For anyone who’s ever toyed with the idea of quitting their full-time job and working independently, CNBC speaks with two successful freelancers who’ve been there and done that.
Jon Yongfook Cockle, is a Singapore-based entrepreneur and software engineer who has founded several software companies such as Beatrix and Pitchpigeon, some of which were successfully acquired.
He had also spent the last two years as a digital nomad, rotating between sandy beaches and Asian cities which were his offices, and stayed in hotels where chores were never a concern.
“I travel from country to country and when I get the urge to explore another country and work there, I simply just go,” Cockle told CNBC.
“That’s the kind of independence you don’t get with a typical office job.”
Another expert, Jon Myers a digital product designer says he functions like a proper company, is able to scale up if a project calls for it, and customers who work with him also get to “plug into [his] network of A-list talents.”
Myers has worked on various freelance projects from biotech to finance, and his most recent project was for a venture capital firm in Vietnam, where he helped to design a new digital bank from scratch.
Myers and Cockle are not exceptions to the norm.
“Freelancers are an important part of today’s workforce,” says Rahul Shinghal, general manager of Southeast Asia at PayPal, which also provides a payment services and ‘seller protection’ for freelancers.
“They add immense value to the global economy and provide high quality work at competitive rates,” says Shinghal.
Tip 1: Where to set base?
Cockle said he enjoyed being location-independent and could work from anywhere with an internet connection.
His advice is for freelancers to find a country with a low-cost of living.
“The benefit of being location-independent is you can earn your money online in dollars, but live in a country where things are cheap,” says Cockle, who had worked in various cities, from beaches of Koh Samui in Thailand to the rolling hills of Cameron Highlands in Malaysia.
Tip 2: How to get projects rolling
Cockle adds that freelancers “must have a basic level of self-promotion figured out” which include having an online portfolio and “getting out there and speak at events.”
Meanwhile, Myer said nearly all the ‘breaks’ he received were the result of just building relationships.
Both expert freelancers said it is important to write for publications or even to blog about the related industry.
Myers’ most important tip for impressing clients is simple: have processes.
“You don’t need a fancy website, slick business cards, or a huge portfolio to land projects,” said Jon Myers. “You just need processes, from the sales process to managing the project to handing over the deliverables.”
“The more you map out your processes, the easier it is for the client to understand the value you create,” Myers added.
Tip 3: Work-life balance?
Myers works eight hours daily, but with the flexibility of being able to schedule activities however he likes.

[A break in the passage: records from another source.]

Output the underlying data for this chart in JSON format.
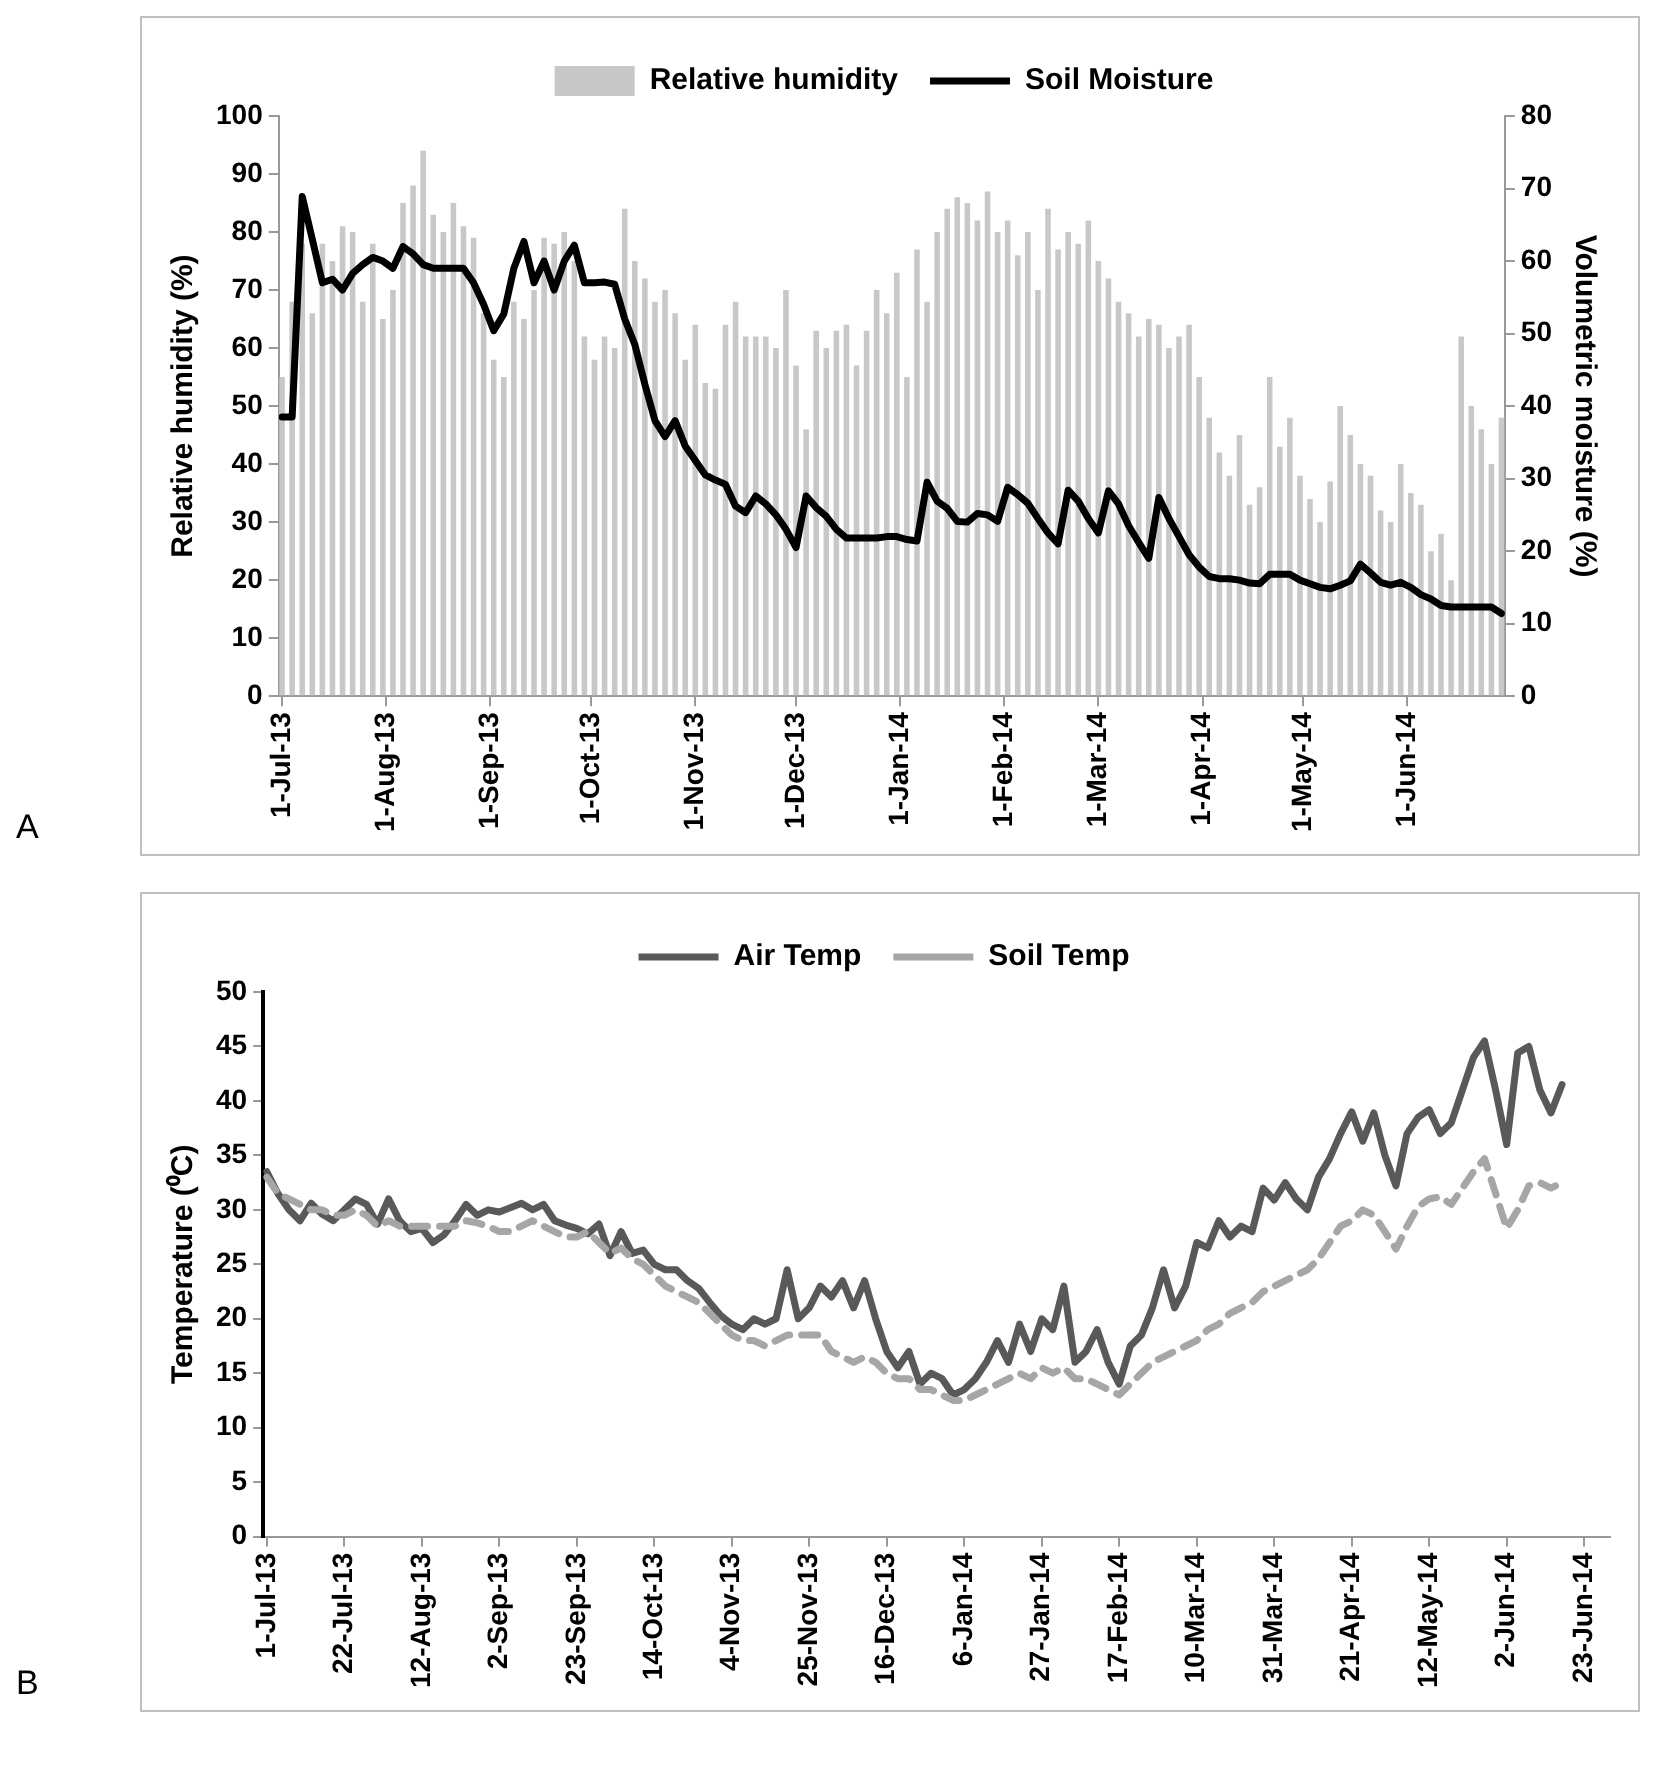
{
  "chart_data": [
    {
      "type": "bar",
      "legend": "top",
      "marker": "none",
      "ylabel": "Relative humidity (%)",
      "y2label": "Volumetric moisture (%)",
      "annotations": [
        "A"
      ],
      "xlim": [
        "2013-06-30",
        "2014-06-30"
      ],
      "xticks": [
        {
          "value": "2013-07-01",
          "label": "1-Jul-13"
        },
        {
          "value": "2013-08-01",
          "label": "1-Aug-13"
        },
        {
          "value": "2013-09-01",
          "label": "1-Sep-13"
        },
        {
          "value": "2013-10-01",
          "label": "1-Oct-13"
        },
        {
          "value": "2013-11-01",
          "label": "1-Nov-13"
        },
        {
          "value": "2013-12-01",
          "label": "1-Dec-13"
        },
        {
          "value": "2014-01-01",
          "label": "1-Jan-14"
        },
        {
          "value": "2014-02-01",
          "label": "1-Feb-14"
        },
        {
          "value": "2014-03-01",
          "label": "1-Mar-14"
        },
        {
          "value": "2014-04-01",
          "label": "1-Apr-14"
        },
        {
          "value": "2014-05-01",
          "label": "1-May-14"
        },
        {
          "value": "2014-06-01",
          "label": "1-Jun-14"
        }
      ],
      "ylim": [
        0,
        100
      ],
      "yticks": [
        0,
        10,
        20,
        30,
        40,
        50,
        60,
        70,
        80,
        90,
        100
      ],
      "y2lim": [
        0,
        80
      ],
      "y2ticks": [
        0,
        10,
        20,
        30,
        40,
        50,
        60,
        70,
        80
      ],
      "x": [
        "2013-07-01",
        "2013-07-04",
        "2013-07-07",
        "2013-07-10",
        "2013-07-13",
        "2013-07-16",
        "2013-07-19",
        "2013-07-22",
        "2013-07-25",
        "2013-07-28",
        "2013-07-31",
        "2013-08-03",
        "2013-08-06",
        "2013-08-09",
        "2013-08-12",
        "2013-08-15",
        "2013-08-18",
        "2013-08-21",
        "2013-08-24",
        "2013-08-27",
        "2013-08-30",
        "2013-09-02",
        "2013-09-05",
        "2013-09-08",
        "2013-09-11",
        "2013-09-14",
        "2013-09-17",
        "2013-09-20",
        "2013-09-23",
        "2013-09-26",
        "2013-09-29",
        "2013-10-02",
        "2013-10-05",
        "2013-10-08",
        "2013-10-11",
        "2013-10-14",
        "2013-10-17",
        "2013-10-20",
        "2013-10-23",
        "2013-10-26",
        "2013-10-29",
        "2013-11-01",
        "2013-11-04",
        "2013-11-07",
        "2013-11-10",
        "2013-11-13",
        "2013-11-16",
        "2013-11-19",
        "2013-11-22",
        "2013-11-25",
        "2013-11-28",
        "2013-12-01",
        "2013-12-04",
        "2013-12-07",
        "2013-12-10",
        "2013-12-13",
        "2013-12-16",
        "2013-12-19",
        "2013-12-22",
        "2013-12-25",
        "2013-12-28",
        "2013-12-31",
        "2014-01-03",
        "2014-01-06",
        "2014-01-09",
        "2014-01-12",
        "2014-01-15",
        "2014-01-18",
        "2014-01-21",
        "2014-01-24",
        "2014-01-27",
        "2014-01-30",
        "2014-02-02",
        "2014-02-05",
        "2014-02-08",
        "2014-02-11",
        "2014-02-14",
        "2014-02-17",
        "2014-02-20",
        "2014-02-23",
        "2014-02-26",
        "2014-03-01",
        "2014-03-04",
        "2014-03-07",
        "2014-03-10",
        "2014-03-13",
        "2014-03-16",
        "2014-03-19",
        "2014-03-22",
        "2014-03-25",
        "2014-03-28",
        "2014-03-31",
        "2014-04-03",
        "2014-04-06",
        "2014-04-09",
        "2014-04-12",
        "2014-04-15",
        "2014-04-18",
        "2014-04-21",
        "2014-04-24",
        "2014-04-27",
        "2014-04-30",
        "2014-05-03",
        "2014-05-06",
        "2014-05-09",
        "2014-05-12",
        "2014-05-15",
        "2014-05-18",
        "2014-05-21",
        "2014-05-24",
        "2014-05-27",
        "2014-05-30",
        "2014-06-02",
        "2014-06-05",
        "2014-06-08",
        "2014-06-11",
        "2014-06-14",
        "2014-06-17",
        "2014-06-20",
        "2014-06-23",
        "2014-06-26",
        "2014-06-29"
      ],
      "series": [
        {
          "name": "Relative humidity",
          "type": "bar",
          "color": "#c8c8c8",
          "values": [
            55,
            68,
            78,
            66,
            78,
            75,
            81,
            80,
            68,
            78,
            65,
            70,
            85,
            88,
            94,
            83,
            80,
            85,
            81,
            79,
            66,
            58,
            55,
            68,
            65,
            70,
            79,
            78,
            80,
            75,
            62,
            58,
            62,
            60,
            84,
            75,
            72,
            68,
            70,
            66,
            58,
            64,
            54,
            53,
            64,
            68,
            62,
            62,
            62,
            60,
            70,
            57,
            46,
            63,
            60,
            63,
            64,
            57,
            63,
            70,
            66,
            73,
            55,
            77,
            68,
            80,
            84,
            86,
            85,
            82,
            87,
            80,
            82,
            76,
            80,
            70,
            84,
            77,
            80,
            78,
            82,
            75,
            72,
            68,
            66,
            62,
            65,
            64,
            60,
            62,
            64,
            55,
            48,
            42,
            38,
            45,
            33,
            36,
            55,
            43,
            48,
            38,
            34,
            30,
            37,
            50,
            45,
            40,
            38,
            32,
            30,
            40,
            35,
            33,
            25,
            28,
            20,
            62,
            50,
            46,
            40,
            48
          ]
        },
        {
          "name": "Soil Moisture",
          "type": "line",
          "axis": "y2",
          "color": "#000000",
          "values": [
            38.5,
            38.5,
            68.9,
            63,
            57,
            57.5,
            56,
            58.3,
            59.5,
            60.5,
            60,
            59,
            62,
            61,
            59.5,
            59,
            59,
            59,
            59,
            57,
            54,
            50.4,
            52.7,
            59,
            62.7,
            57,
            60,
            56,
            60,
            62.2,
            57,
            57,
            57.1,
            56.8,
            52,
            48.5,
            43,
            38,
            35.8,
            38,
            34.5,
            32.5,
            30.5,
            29.8,
            29.2,
            26.2,
            25.3,
            27.6,
            26.5,
            25,
            23,
            20.5,
            27.6,
            26,
            24.8,
            23,
            21.8,
            21.8,
            21.8,
            21.8,
            22,
            22,
            21.6,
            21.4,
            29.5,
            26.9,
            25.9,
            24.1,
            24,
            25.2,
            25,
            24.1,
            28.8,
            27.8,
            26.6,
            24.5,
            22.5,
            21,
            28.4,
            26.9,
            24.5,
            22.5,
            28.3,
            26.5,
            23.5,
            21.2,
            19,
            27.4,
            24.5,
            22,
            19.5,
            17.8,
            16.5,
            16.2,
            16.2,
            16,
            15.6,
            15.5,
            16.8,
            16.8,
            16.8,
            16,
            15.5,
            15,
            14.8,
            15.3,
            15.9,
            18.2,
            17,
            15.7,
            15.3,
            15.7,
            15,
            14,
            13.4,
            12.5,
            12.3,
            12.3,
            12.3,
            12.3,
            12.3,
            11.4
          ]
        }
      ]
    },
    {
      "type": "line",
      "legend": "top",
      "marker": "none",
      "ylabel": "Temperature (⁰C)",
      "annotations": [
        "B"
      ],
      "xlim": [
        "2013-06-30",
        "2014-06-30"
      ],
      "xticks": [
        {
          "value": "2013-07-01",
          "label": "1-Jul-13"
        },
        {
          "value": "2013-07-22",
          "label": "22-Jul-13"
        },
        {
          "value": "2013-08-12",
          "label": "12-Aug-13"
        },
        {
          "value": "2013-09-02",
          "label": "2-Sep-13"
        },
        {
          "value": "2013-09-23",
          "label": "23-Sep-13"
        },
        {
          "value": "2013-10-14",
          "label": "14-Oct-13"
        },
        {
          "value": "2013-11-04",
          "label": "4-Nov-13"
        },
        {
          "value": "2013-11-25",
          "label": "25-Nov-13"
        },
        {
          "value": "2013-12-16",
          "label": "16-Dec-13"
        },
        {
          "value": "2014-01-06",
          "label": "6-Jan-14"
        },
        {
          "value": "2014-01-27",
          "label": "27-Jan-14"
        },
        {
          "value": "2014-02-17",
          "label": "17-Feb-14"
        },
        {
          "value": "2014-03-10",
          "label": "10-Mar-14"
        },
        {
          "value": "2014-03-31",
          "label": "31-Mar-14"
        },
        {
          "value": "2014-04-21",
          "label": "21-Apr-14"
        },
        {
          "value": "2014-05-12",
          "label": "12-May-14"
        },
        {
          "value": "2014-06-02",
          "label": "2-Jun-14"
        },
        {
          "value": "2014-06-23",
          "label": "23-Jun-14"
        }
      ],
      "ylim": [
        0,
        50
      ],
      "yticks": [
        0,
        5,
        10,
        15,
        20,
        25,
        30,
        35,
        40,
        45,
        50
      ],
      "x": [
        "2013-07-01",
        "2013-07-04",
        "2013-07-07",
        "2013-07-10",
        "2013-07-13",
        "2013-07-16",
        "2013-07-19",
        "2013-07-22",
        "2013-07-25",
        "2013-07-28",
        "2013-07-31",
        "2013-08-03",
        "2013-08-06",
        "2013-08-09",
        "2013-08-12",
        "2013-08-15",
        "2013-08-18",
        "2013-08-21",
        "2013-08-24",
        "2013-08-27",
        "2013-08-30",
        "2013-09-02",
        "2013-09-05",
        "2013-09-08",
        "2013-09-11",
        "2013-09-14",
        "2013-09-17",
        "2013-09-20",
        "2013-09-23",
        "2013-09-26",
        "2013-09-29",
        "2013-10-02",
        "2013-10-05",
        "2013-10-08",
        "2013-10-11",
        "2013-10-14",
        "2013-10-17",
        "2013-10-20",
        "2013-10-23",
        "2013-10-26",
        "2013-10-29",
        "2013-11-01",
        "2013-11-04",
        "2013-11-07",
        "2013-11-10",
        "2013-11-13",
        "2013-11-16",
        "2013-11-19",
        "2013-11-22",
        "2013-11-25",
        "2013-11-28",
        "2013-12-01",
        "2013-12-04",
        "2013-12-07",
        "2013-12-10",
        "2013-12-13",
        "2013-12-16",
        "2013-12-19",
        "2013-12-22",
        "2013-12-25",
        "2013-12-28",
        "2013-12-31",
        "2014-01-03",
        "2014-01-06",
        "2014-01-09",
        "2014-01-12",
        "2014-01-15",
        "2014-01-18",
        "2014-01-21",
        "2014-01-24",
        "2014-01-27",
        "2014-01-30",
        "2014-02-02",
        "2014-02-05",
        "2014-02-08",
        "2014-02-11",
        "2014-02-14",
        "2014-02-17",
        "2014-02-20",
        "2014-02-23",
        "2014-02-26",
        "2014-03-01",
        "2014-03-04",
        "2014-03-07",
        "2014-03-10",
        "2014-03-13",
        "2014-03-16",
        "2014-03-19",
        "2014-03-22",
        "2014-03-25",
        "2014-03-28",
        "2014-03-31",
        "2014-04-03",
        "2014-04-06",
        "2014-04-09",
        "2014-04-12",
        "2014-04-15",
        "2014-04-18",
        "2014-04-21",
        "2014-04-24",
        "2014-04-27",
        "2014-04-30",
        "2014-05-03",
        "2014-05-06",
        "2014-05-09",
        "2014-05-12",
        "2014-05-15",
        "2014-05-18",
        "2014-05-21",
        "2014-05-24",
        "2014-05-27",
        "2014-05-30",
        "2014-06-02",
        "2014-06-05",
        "2014-06-08",
        "2014-06-11",
        "2014-06-14",
        "2014-06-17"
      ],
      "series": [
        {
          "name": "Air Temp",
          "color": "#595959",
          "line_style": "solid",
          "values": [
            33.5,
            31.5,
            30,
            29,
            30.6,
            29.6,
            29,
            30,
            31,
            30.5,
            28.7,
            31,
            29,
            28,
            28.3,
            27,
            27.7,
            29,
            30.5,
            29.5,
            30,
            29.8,
            30.2,
            30.6,
            30,
            30.5,
            29,
            28.6,
            28.3,
            27.8,
            28.7,
            25.8,
            28,
            26,
            26.3,
            25,
            24.5,
            24.5,
            23.5,
            22.8,
            21.5,
            20.3,
            19.5,
            19,
            20,
            19.5,
            20,
            24.5,
            20,
            21,
            23,
            22,
            23.5,
            21,
            23.5,
            20,
            17,
            15.5,
            17,
            14,
            15,
            14.5,
            13,
            13.5,
            14.5,
            16,
            18,
            16,
            19.5,
            17,
            20,
            19,
            23,
            16,
            17,
            19,
            16,
            14,
            17.5,
            18.5,
            21,
            24.5,
            21,
            23,
            27,
            26.5,
            29,
            27.5,
            28.5,
            28,
            32,
            30.9,
            32.5,
            31,
            30,
            33,
            34.7,
            37,
            39,
            36.3,
            38.9,
            35,
            32.2,
            37,
            38.5,
            39.2,
            37,
            38,
            41,
            44,
            45.5,
            41,
            36,
            44.4,
            45,
            41,
            38.9,
            41.5
          ]
        },
        {
          "name": "Soil Temp",
          "color": "#a6a6a6",
          "line_style": "dashed",
          "values": [
            33,
            31.5,
            31,
            30.5,
            30,
            30,
            29.5,
            29.5,
            30,
            29.5,
            28.5,
            29,
            28.5,
            28.5,
            28.5,
            28.5,
            28.5,
            28.5,
            29,
            28.8,
            28.5,
            28,
            28,
            28.5,
            29,
            28.5,
            28,
            27.5,
            27.5,
            28,
            27,
            26,
            26.5,
            25.5,
            25,
            24,
            23,
            22.5,
            22,
            21.5,
            20.5,
            19.5,
            18.5,
            18,
            18,
            17.5,
            18,
            18.5,
            18.5,
            18.5,
            18.5,
            17,
            16.5,
            16,
            16.5,
            16,
            15,
            14.5,
            14.5,
            13.5,
            13.5,
            13,
            12.5,
            12.5,
            13,
            13.5,
            14,
            14.5,
            15,
            14.5,
            15.5,
            15,
            15.5,
            14.5,
            14.5,
            14,
            13.5,
            13,
            14,
            15,
            16,
            16.5,
            17,
            17.5,
            18,
            19,
            19.5,
            20.5,
            21,
            21.5,
            22.5,
            23,
            23.5,
            24,
            24.5,
            25.5,
            27,
            28.5,
            29,
            30,
            29.5,
            28,
            26.4,
            28.5,
            30.3,
            31,
            31.2,
            30.5,
            32,
            33.5,
            34.7,
            31.5,
            28.3,
            30,
            32.2,
            32.5,
            32,
            32.5
          ]
        }
      ]
    }
  ]
}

He also has a time management technique in which he sets aside a distraction-free 45 minutes of focused work.
The important part of being distraction-free is to keep all social media apps turned off, he says.
“I wake up early and work from around 7am to 12pm, and take the rest of the day off to explore whatever country I’m in,” said Cockle, but cautions freelancers to make the distinction between work and play.
There are also pitfalls to the freelancers’ lifestyle.
Myers says some of the pitfalls include the “irregularities and ups and downs.”
“Some people find it lonely,” said Cockle. “I think it does suit a certain personality type, the folks who are fine with being by themselves for extended periods of time, but also enjoy being around others whenever possible.”
Tip 4: Understand where the demand is, find a niche
Mobile app developers are the most in demand in the freelancers market, according to Jon Yongfook Cockle. He explains that with the increasing penetration of smartphones, more and more firms will want to have a strong presence on mobile channels.
But having a niche and being known for it as a freelancer, will turn the tables around, says Cockle.
“When clients come to you with projects, you’ll know that you’re one of the best for the job, rather than it being a choice between you and 10,000 other freelancers,” he notes.
Myers tells CNBC that there is demand for coders, copywriters, marketers and designers, but says that critical thinking must be infused into one’s approach.
Tip 5: Accept the payment you think you deserve
Cockle is not a fan of freelance job marketplaces, some of which work on a bidding process.
“Those websites drill into clients the “paid per hour” mentality and the last thing you want to do is try to compete on price,” he says.
“That’s why it’s best to have a niche, where there aren’t many people around who can fill the need.”
Jon Myers reminds aspiring freelancers that “you’re investing in yourself in an uncertain world.”
“You don’t hit earning ceilings or salary cap, it’s all entirely up to you,” he adds.